If you had $500 000, would you provide drugs to one person who has a rare disease for a year, cure ten people of hepatitis C, or treat 500 with diabetes? This sort of question is plaguing cash-strapped public pharmacare programs in Canada.
What is fair pricing? It’s a question making headlines and prompting debate, such as at a panel discussion at the recent 2017 Canadian Agency for Drugs and Technologies in Health Symposium. What was billed as a two-person panel on fair drug pricing swelled to six. Every chair was filled and people lined the walls. At stake are big dollars and sustainability.
The global market for drugs is expected to reach US$1.5 trillion by 2021, a 33% increase in five years, said Tanya Potashnik, director of policy and economic analysis at Canada’s Patented Medicines Prices Review Board (PMPRB). “Sustainability, access and continued ability for governments to find funding for pharmaceuticals is highlighted in that [increase].”
The cost crunch is arguably worse in Canada, where prices are about 28% higher than the international average, according to Potashnik. “And our R&D [research and development] is below countries that even have much lower prices than us.”
Prime Minister Justin Trudeau has delivered a mandate letter to the minister of health asking her to look at the question of drug affordability.
It’s fair for industry to make a profit, but “more transparency is an issue on how prices are derived,” said Potashnik. “We have no transparency into the R&D costs. We’ve seen studies that estimate $180 million to $2.5 billion. That’s a fairly significant range.”
The pharmaceutical industry was represented at the panel by Mark Legault, Pfizer Canada’s director of market access and strategic pricing. He stressed that “Canada has a fair pricing regime.”
“Holistic reform” is not needed, he said. The answer, “if you level the facts out, might very well be we’re almost there, but there are a couple of areas where we need to investigate and dig a little bit.”
Those areas might include the complicated interplay of price and cost, fairness in prices post-patent, and products without comparators. He provided few details on the first two, but focused on the latter questioning the need for “heavy regulations to ensure fairness.”

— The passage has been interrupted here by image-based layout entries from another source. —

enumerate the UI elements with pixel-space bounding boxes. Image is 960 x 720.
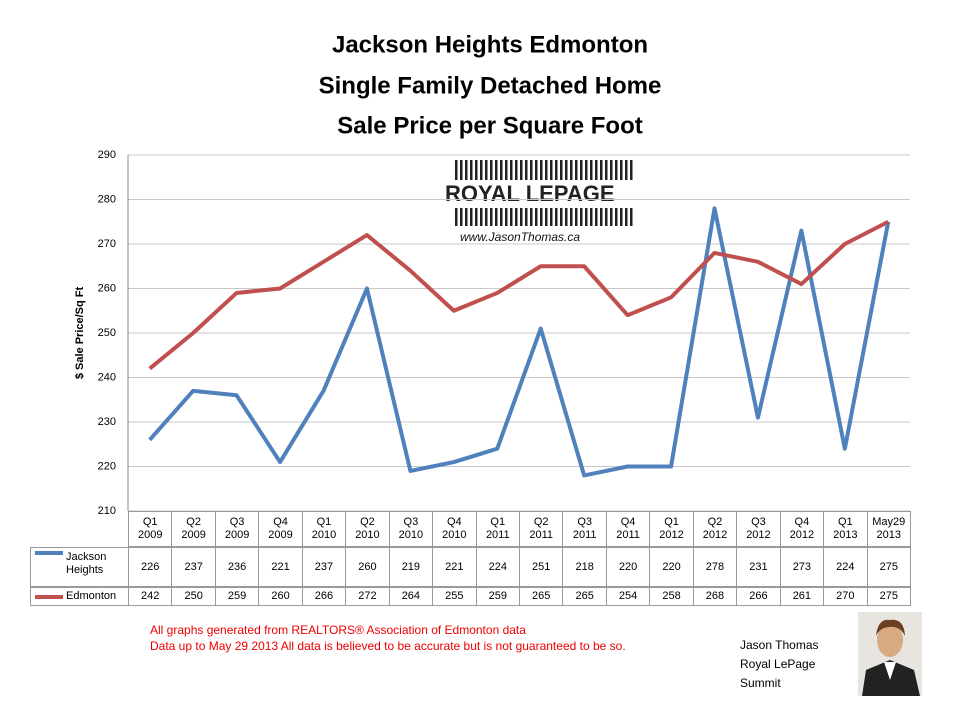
x-tick-label: Q4 2012 [779, 511, 825, 547]
table-value: 226 [128, 547, 173, 587]
table-value: 250 [171, 587, 216, 606]
logo-url: www.JasonThomas.ca [460, 230, 580, 244]
table-value: 254 [605, 587, 651, 606]
x-tick-label: Q1 2011 [475, 511, 520, 547]
x-tick-label: Q3 2011 [562, 511, 607, 547]
table-value: 265 [562, 587, 607, 606]
author-line: Royal LePage [740, 657, 816, 671]
y-axis-label: $ Sale Price/Sq Ft [74, 287, 86, 380]
table-value: 268 [692, 587, 738, 606]
table-value: 221 [258, 547, 303, 587]
table-value: 218 [562, 547, 607, 587]
x-tick-label: Q4 2011 [605, 511, 651, 547]
legend-entry: Edmonton [30, 587, 129, 606]
table-value: 258 [649, 587, 694, 606]
chart-title: Jackson Heights Edmonton [332, 31, 648, 58]
author-line: Jason Thomas [740, 638, 819, 652]
table-value: 221 [432, 547, 477, 587]
y-tick-label: 250 [98, 327, 116, 339]
author-photo [858, 612, 922, 696]
legend-label: Jackson Heights [66, 551, 107, 576]
legend-label: Edmonton [66, 590, 117, 602]
y-tick-label: 260 [98, 282, 116, 294]
y-tick-label: 280 [98, 193, 116, 205]
legend-swatch [35, 594, 63, 599]
table-value: 270 [823, 587, 868, 606]
table-value: 242 [128, 587, 173, 606]
chart-subtitle: Sale Price per Square Foot [337, 112, 642, 139]
series-line [148, 206, 891, 478]
footnote: All graphs generated from REALTORS® Asso… [150, 623, 526, 637]
table-value: 220 [605, 547, 651, 587]
table-value: 251 [519, 547, 564, 587]
table-value: 224 [475, 547, 520, 587]
table-value: 278 [692, 547, 738, 587]
table-value: 264 [388, 587, 434, 606]
x-tick-label: Q2 2012 [692, 511, 738, 547]
table-value: 265 [519, 587, 564, 606]
x-tick-label: May29 2013 [866, 511, 911, 547]
table-value: 261 [779, 587, 825, 606]
logo-brand: ROYAL LEPAGE [445, 181, 615, 206]
table-value: 255 [432, 587, 477, 606]
y-tick-label: 270 [98, 238, 116, 250]
x-tick-label: Q1 2010 [301, 511, 347, 547]
table-value: 236 [214, 547, 260, 587]
logo-bars [455, 160, 635, 226]
x-tick-label: Q4 2010 [432, 511, 477, 547]
table-value: 224 [823, 547, 868, 587]
table-value: 219 [388, 547, 434, 587]
table-value: 259 [214, 587, 260, 606]
y-tick-label: 290 [98, 149, 116, 161]
table-value: 266 [301, 587, 347, 606]
table-value: 273 [779, 547, 825, 587]
y-tick-label: 230 [98, 416, 116, 428]
x-tick-label: Q4 2009 [258, 511, 303, 547]
series-line [148, 219, 890, 371]
footnote: Data up to May 29 2013 All data is belie… [150, 639, 626, 653]
y-tick-label: 220 [98, 460, 116, 472]
chart-subtitle: Single Family Detached Home [319, 72, 662, 99]
x-tick-label: Q3 2012 [736, 511, 781, 547]
table-value: 275 [866, 547, 911, 587]
y-tick-label: 240 [98, 371, 116, 383]
table-value: 260 [258, 587, 303, 606]
x-tick-label: Q2 2009 [171, 511, 216, 547]
x-tick-label: Q1 2013 [823, 511, 868, 547]
x-tick-label: Q1 2012 [649, 511, 694, 547]
table-value: 272 [345, 587, 390, 606]
table-value: 237 [301, 547, 347, 587]
legend-entry: Jackson Heights [30, 547, 129, 587]
table-value: 231 [736, 547, 781, 587]
x-tick-label: Q2 2010 [345, 511, 390, 547]
table-value: 220 [649, 547, 694, 587]
y-tick-label: 210 [98, 505, 116, 517]
table-value: 237 [171, 547, 216, 587]
table-value: 259 [475, 587, 520, 606]
table-value: 260 [345, 547, 390, 587]
x-tick-label: Q3 2009 [214, 511, 260, 547]
x-tick-label: Q1 2009 [128, 511, 173, 547]
x-tick-label: Q3 2010 [388, 511, 434, 547]
table-value: 266 [736, 587, 781, 606]
table-value: 275 [866, 587, 911, 606]
legend-swatch [35, 551, 63, 555]
x-tick-label: Q2 2011 [519, 511, 564, 547]
author-line: Summit [740, 676, 781, 690]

That’s not where Eric Lun focused his attention. The executive director of drug intelligence and optimization with the British Columbia Ministry of Health is faced with a flat-lined budget, escalating prices and difficult decisions like the one that began this article.

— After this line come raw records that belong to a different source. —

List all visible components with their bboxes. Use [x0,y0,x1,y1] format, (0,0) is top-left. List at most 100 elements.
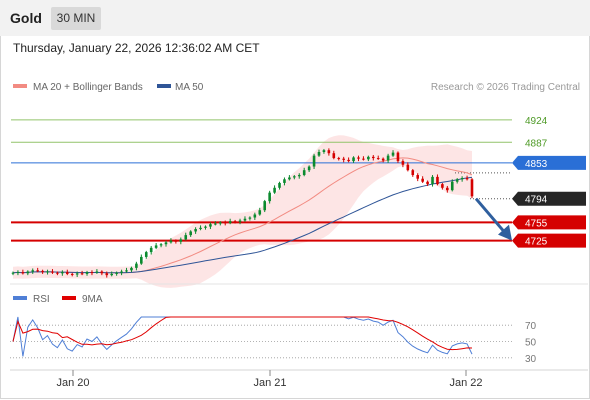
candle-body [110,273,114,276]
candle-body [46,271,49,273]
candle-body [199,227,202,230]
level-tag-bg [512,233,586,248]
candle-body [189,231,192,236]
candle-body [149,247,153,253]
forecast-arrow-shaft [474,197,506,233]
candle-body [268,192,271,202]
credit-label: Research © 2026 Trading Central [431,82,580,93]
level-tag-4794: 4794 [512,191,586,206]
candle-body [431,176,434,185]
candle-body [144,252,148,257]
candle-body [214,223,217,225]
candle-body [455,179,459,182]
candle-body [258,210,262,215]
level-tag-bg [512,191,586,206]
candle-body [179,239,183,242]
timeframe-button[interactable]: 30 MIN [51,7,101,30]
candle-body [85,272,89,274]
candle-body [16,272,20,274]
candle-body [120,271,123,273]
candle-body [130,267,133,271]
candle-body [26,271,30,274]
level-tag-label: 4853 [525,159,548,170]
candle-body [61,272,64,274]
forecast-arrow-head [498,224,512,241]
ma50-legend-swatch [157,84,171,88]
candle-body [233,221,237,223]
candle-body [184,235,188,240]
candle-body [391,152,395,156]
candle-body [164,242,168,245]
candle-body [381,158,385,161]
ma20-legend-swatch [13,84,27,88]
candle-body [470,179,474,197]
candle-body [80,273,84,275]
candle-body [204,226,207,228]
candle-body [125,270,128,272]
candle-body [174,240,178,242]
candle-body [446,187,449,191]
candle-body [248,217,252,219]
rsi-tick-label-70: 70 [525,321,537,332]
candle-body [105,273,109,276]
level-tag-label: 4794 [525,195,548,206]
candle-body [357,157,360,159]
candle-body [317,151,321,156]
candle-body [56,272,59,274]
candle-body [115,272,118,274]
candle-body [223,222,227,224]
candle-body [263,201,267,211]
ma9-legend-swatch [62,296,76,300]
rsi-legend-label: RSI [33,294,50,305]
candle-body [352,157,355,162]
rsi-tick-label-50: 50 [525,338,537,349]
candle-body [302,170,306,176]
candle-body [376,158,380,160]
candle-body [21,272,25,274]
candle-body [140,256,143,264]
bollinger-band-area [13,135,472,288]
candle-body [169,240,173,243]
candle-body [342,158,345,160]
candle-body [362,158,365,160]
candle-body [441,184,444,188]
candle-body [367,156,370,160]
level-tag-4755: 4755 [512,215,586,230]
candle-body [337,158,341,160]
x-tick-label: Jan 22 [449,377,482,389]
candle-body [273,187,276,193]
candle-body [297,175,301,177]
candle-body [283,179,286,183]
ma50-line [12,176,473,274]
candle-body [228,221,232,223]
candle-body [36,270,39,272]
level-tag-bg [512,155,586,170]
candle-body [31,270,35,272]
candle-body [209,224,212,227]
candle-body [406,164,410,171]
candle-body [426,181,429,185]
candle-body [416,175,420,179]
datetime-label: Thursday, January 22, 2026 12:36:02 AM C… [13,41,260,55]
candle-body [65,272,69,274]
candle-body [465,178,469,180]
candle-body [293,176,296,178]
candle-body [288,177,291,180]
level-label-4924: 4924 [525,116,548,127]
candle-body [278,182,281,188]
candle-body [159,244,163,246]
x-tick-label: Jan 21 [253,377,286,389]
candle-body [95,271,99,273]
candle-body [401,161,405,165]
candle-body [386,155,390,161]
level-tag-4725: 4725 [512,233,586,248]
candle-body [135,263,138,268]
candle-body [11,272,15,274]
ma9-legend-label: 9MA [82,294,103,305]
level-tag-label: 4755 [525,218,548,229]
candle-body [347,159,350,162]
level-label-4887: 4887 [525,138,548,149]
candle-body [41,270,44,273]
candle-body [238,220,242,222]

“When you have a tight budget, you have to be very selective. When you make a decision on one, you will not be able to pay for something else,” said Lun. “When we see these prices, we do question: Where did this price come from? Is it return on investment [ROI]? Or cost effectiveness?...It is about profit maximization. It’s a combination of things; we just don’t have the clarity there,” he said. “We’ve never actually seen the real numbers that may actually go into ROI for these types of drugs.”
He put forward a few “wild ideas” for addressing the problem, including industry and government codeveloping products. Or we could maximize price caps, and “give regulatory agencies authority to deal with unfair and excessive pricing,” Lun said.
“Our current mechanisms are not working very well,” he concluded. “We do need to work together to solve this.”
That collaborative approach might include patients such as panelist Linda Wilhelm, president of the Canadian Arthritis Patient Alliance, who has lived with rheumatoid arthritis for 35 years. She argues that the high price of new drugs is offset by savings in hospital costs, as well as restored productivity.
When more effective biologics arrived in 1999, they “were the highest-cost drugs anyone had ever seen,” Wilhelm said. Over ten years, her drug, Enbrel (etanercept), cost $150 000. Over that same period, she calculated that hospitalizations and other care would have cost taxpayers $500 000.
“It seems to be fair to pay $500 000 in hospital costs and surgery costs…but not to spend $150 000 on a drug,” she said. “Who has been tracking the cost savings of that? I don’t think anyone has.”
Fair pricing must also take into consideration new therapies that cure, rather than treat, a disease. New drugs for hepatitis C, for example, have a 90% cure rate, which could save the health system a lot of money, said Rob Boyd of Action Hepatitis Canada. “So the cost of the drug should be high, but what it doesn’t take into account is prevalence.”
An estimated 250 000 Canadians harbour the hepatitis C virus. “New guidelines recommend not screening, and the main reason is because of pricing.” It’s unfair and unethical to screen somebody who you are not going to be treating afterward,” said Boyd.
“Is our drug pricing framework built to handle cures?” he asked.